TOPICS 

    Subscribe to our newsletter

     By signing up, you agree to our Terms Of Use.

    FOLLOW US

    • About Us
    • |
    • Contribute
    • |
    • Contact Us
    • |
    • Sitemap
    封面
    SIXTH TONE ×

    At This Niche Clinic, No Stares, Smirks, or Stigma

    How China’s first gender dysphoria clinic is slowly but surely transforming the transgender community's access to healthcare.
    Oct 05, 2021#gender

    A niche clinic

    At 8 a.m every Wednesday, Dr. Pan Bolin of the Department of Transformative Surgery at Peking University Third Hospital opens the doors to his Gender Dysphoria Clinic. He gets to his desk early, atop which a hormone treatment flowchart and a variety of transgender literature greet him.

    Apart from just counseling patients, he also needs to educate the parents who accompany them about transgender issues. It means his morning clinic schedule is often delayed until noon or even later.

    On a July afternoon in 2020, Liu Meng and her mother waited at the entrance of the clinic. She recalls that most patients were with their parents, nearly all with gloomy faces, gripping their cell phones in silence.

    Liu, however, did see one couple cheerfully accompanying their child into the clinic. She found it an incredible sight, and recalls thinking to herself, “What a lucky kid.”

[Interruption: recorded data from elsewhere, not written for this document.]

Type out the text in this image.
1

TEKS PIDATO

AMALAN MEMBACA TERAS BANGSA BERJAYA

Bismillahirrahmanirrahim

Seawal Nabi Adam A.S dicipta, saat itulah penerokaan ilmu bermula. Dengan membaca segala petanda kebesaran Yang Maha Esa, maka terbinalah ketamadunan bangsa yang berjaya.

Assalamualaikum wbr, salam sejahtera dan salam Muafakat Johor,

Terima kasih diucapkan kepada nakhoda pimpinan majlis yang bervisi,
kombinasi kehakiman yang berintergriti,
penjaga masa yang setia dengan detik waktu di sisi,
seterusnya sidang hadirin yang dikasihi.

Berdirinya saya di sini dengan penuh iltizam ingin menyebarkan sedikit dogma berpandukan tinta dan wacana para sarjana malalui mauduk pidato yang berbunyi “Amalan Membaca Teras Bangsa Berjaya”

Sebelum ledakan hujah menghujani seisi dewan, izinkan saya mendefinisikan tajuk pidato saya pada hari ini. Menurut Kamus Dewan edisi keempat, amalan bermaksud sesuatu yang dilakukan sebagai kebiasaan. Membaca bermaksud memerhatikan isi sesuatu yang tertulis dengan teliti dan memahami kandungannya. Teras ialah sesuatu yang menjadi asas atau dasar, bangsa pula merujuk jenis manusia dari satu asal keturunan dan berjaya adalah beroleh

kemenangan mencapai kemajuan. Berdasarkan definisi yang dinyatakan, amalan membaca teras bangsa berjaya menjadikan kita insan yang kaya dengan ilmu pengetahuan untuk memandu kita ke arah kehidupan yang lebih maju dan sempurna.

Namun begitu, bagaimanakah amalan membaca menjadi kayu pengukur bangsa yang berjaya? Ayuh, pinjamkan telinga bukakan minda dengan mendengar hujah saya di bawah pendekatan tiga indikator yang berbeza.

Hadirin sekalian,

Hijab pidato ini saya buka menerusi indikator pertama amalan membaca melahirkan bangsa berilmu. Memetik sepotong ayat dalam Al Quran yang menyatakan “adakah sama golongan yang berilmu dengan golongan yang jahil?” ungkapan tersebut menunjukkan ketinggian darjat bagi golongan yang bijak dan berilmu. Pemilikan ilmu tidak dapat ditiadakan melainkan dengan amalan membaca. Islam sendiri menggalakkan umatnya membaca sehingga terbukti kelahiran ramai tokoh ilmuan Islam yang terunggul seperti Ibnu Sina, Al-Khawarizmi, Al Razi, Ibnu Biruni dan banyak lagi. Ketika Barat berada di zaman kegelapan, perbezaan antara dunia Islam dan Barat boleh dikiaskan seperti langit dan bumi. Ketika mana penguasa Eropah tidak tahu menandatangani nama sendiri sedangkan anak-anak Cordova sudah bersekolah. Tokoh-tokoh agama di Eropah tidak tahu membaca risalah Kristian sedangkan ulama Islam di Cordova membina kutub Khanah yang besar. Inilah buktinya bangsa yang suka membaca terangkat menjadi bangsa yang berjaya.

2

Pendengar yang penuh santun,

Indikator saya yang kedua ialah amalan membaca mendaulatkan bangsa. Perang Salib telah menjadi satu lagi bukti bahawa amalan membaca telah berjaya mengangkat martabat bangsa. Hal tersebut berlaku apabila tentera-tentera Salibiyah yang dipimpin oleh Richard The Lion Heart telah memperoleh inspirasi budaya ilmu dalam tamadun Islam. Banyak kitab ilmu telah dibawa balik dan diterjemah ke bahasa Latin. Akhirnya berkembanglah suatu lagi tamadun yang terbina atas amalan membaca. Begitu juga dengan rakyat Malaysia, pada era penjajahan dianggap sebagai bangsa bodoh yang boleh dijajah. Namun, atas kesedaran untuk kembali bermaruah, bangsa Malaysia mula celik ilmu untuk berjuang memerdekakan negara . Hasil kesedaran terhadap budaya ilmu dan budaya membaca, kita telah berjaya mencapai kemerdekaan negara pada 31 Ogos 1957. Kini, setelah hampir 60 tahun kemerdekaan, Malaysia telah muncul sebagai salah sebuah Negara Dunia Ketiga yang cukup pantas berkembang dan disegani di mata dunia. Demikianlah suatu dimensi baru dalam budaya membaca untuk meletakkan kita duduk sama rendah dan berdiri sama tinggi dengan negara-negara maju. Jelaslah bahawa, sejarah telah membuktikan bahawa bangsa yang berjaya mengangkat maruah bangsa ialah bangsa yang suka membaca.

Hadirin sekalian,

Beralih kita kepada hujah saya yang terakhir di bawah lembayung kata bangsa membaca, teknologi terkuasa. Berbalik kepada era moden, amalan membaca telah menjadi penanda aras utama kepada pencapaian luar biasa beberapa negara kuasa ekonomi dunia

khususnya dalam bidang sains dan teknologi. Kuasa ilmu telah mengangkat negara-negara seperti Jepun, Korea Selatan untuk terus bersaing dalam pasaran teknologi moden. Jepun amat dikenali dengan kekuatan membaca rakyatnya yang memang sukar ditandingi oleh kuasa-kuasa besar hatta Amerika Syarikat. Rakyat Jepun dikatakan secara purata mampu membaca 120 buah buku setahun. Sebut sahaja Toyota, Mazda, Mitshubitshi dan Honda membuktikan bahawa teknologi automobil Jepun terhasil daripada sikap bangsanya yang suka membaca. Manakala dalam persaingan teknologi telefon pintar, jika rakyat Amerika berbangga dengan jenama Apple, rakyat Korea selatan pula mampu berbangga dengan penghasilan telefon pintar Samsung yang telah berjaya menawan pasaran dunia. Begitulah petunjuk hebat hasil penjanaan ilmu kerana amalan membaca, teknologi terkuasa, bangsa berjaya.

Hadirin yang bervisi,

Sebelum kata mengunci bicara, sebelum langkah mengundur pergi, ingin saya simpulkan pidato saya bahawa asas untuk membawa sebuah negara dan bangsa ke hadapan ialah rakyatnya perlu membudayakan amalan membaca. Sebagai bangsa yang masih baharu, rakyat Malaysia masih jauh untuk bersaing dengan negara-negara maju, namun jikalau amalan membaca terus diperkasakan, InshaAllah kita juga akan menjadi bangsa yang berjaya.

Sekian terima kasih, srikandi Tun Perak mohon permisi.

    A trans woman, Liu is currently a freshman at a university in Beijing. Last summer, Liu, then an 18-year-old, visited this clinic for the first time. At that time, Dr. Pan spoke with Liu’s mother about what it meant to be transgender, the most important takeaway being that it is no longer considered a medical condition.

    The most direct manifestation of Dr. Pan’s efforts to depathologize transgender people is to call them “visitors” — it avoids offending or unnecessarily discriminating against the community.

    In May 2019, the World Health Organization (WHO) removed gender dysphoria, or gender identity disorder, from the International Classification of Diseases. In China, however, being transgender is still classified as a mental illness, and transgender people require a “certificate of mental illness for gender dysphoria” before using hormones or getting sex reassignment surgery.

    Liu received her mandatory gender dysphoria certificate from a psychiatric hospital the day before she saw Dr. Pan.

    While researching Dr. Pan online, Liu had only gathered that he was “mild” and “friendly.” When she first met him, he rarely smiled but his voice was soft, and he spoke slowly. Liu also noticed that her mother listened to Dr. Pan attentively. “He said the same thing, but for me to say this might not be a disease, and for Dr. Pan to say it — it isn’t quite the same,” says Liu.

    Dr. Pan told Liu and her mother that treatment would involve three steps, starting with psychological adjunctive therapy — allowing Liu to better understand herself and her body. If this allowed her to accept herself, she wouldn’t need further help. If not, the next step would be hormone therapy under medical supervision. The third step was surgery.

    Liu recalls that her mother was calm. She says, “She was probably still trying to accept and understand all this new information.”

    At the time, Liu still had close-cropped hair but felt she didn’t need to explain her attire, behavior, or thoughts in this small clinic. She knew Dr. Pan understood it all, and this gave her a sense of relief that spread from her heart through her whole body, “like seeing my savior and grabbing a lifeline.”

    In 2016, Dr. Pan opened China’s first center for the transgender community, integrating the resources of various departments. In 2017, he opened the Comprehensive Gender Dysphoria Clinic.

    For Dr. Pan, it was all part accident, part destiny.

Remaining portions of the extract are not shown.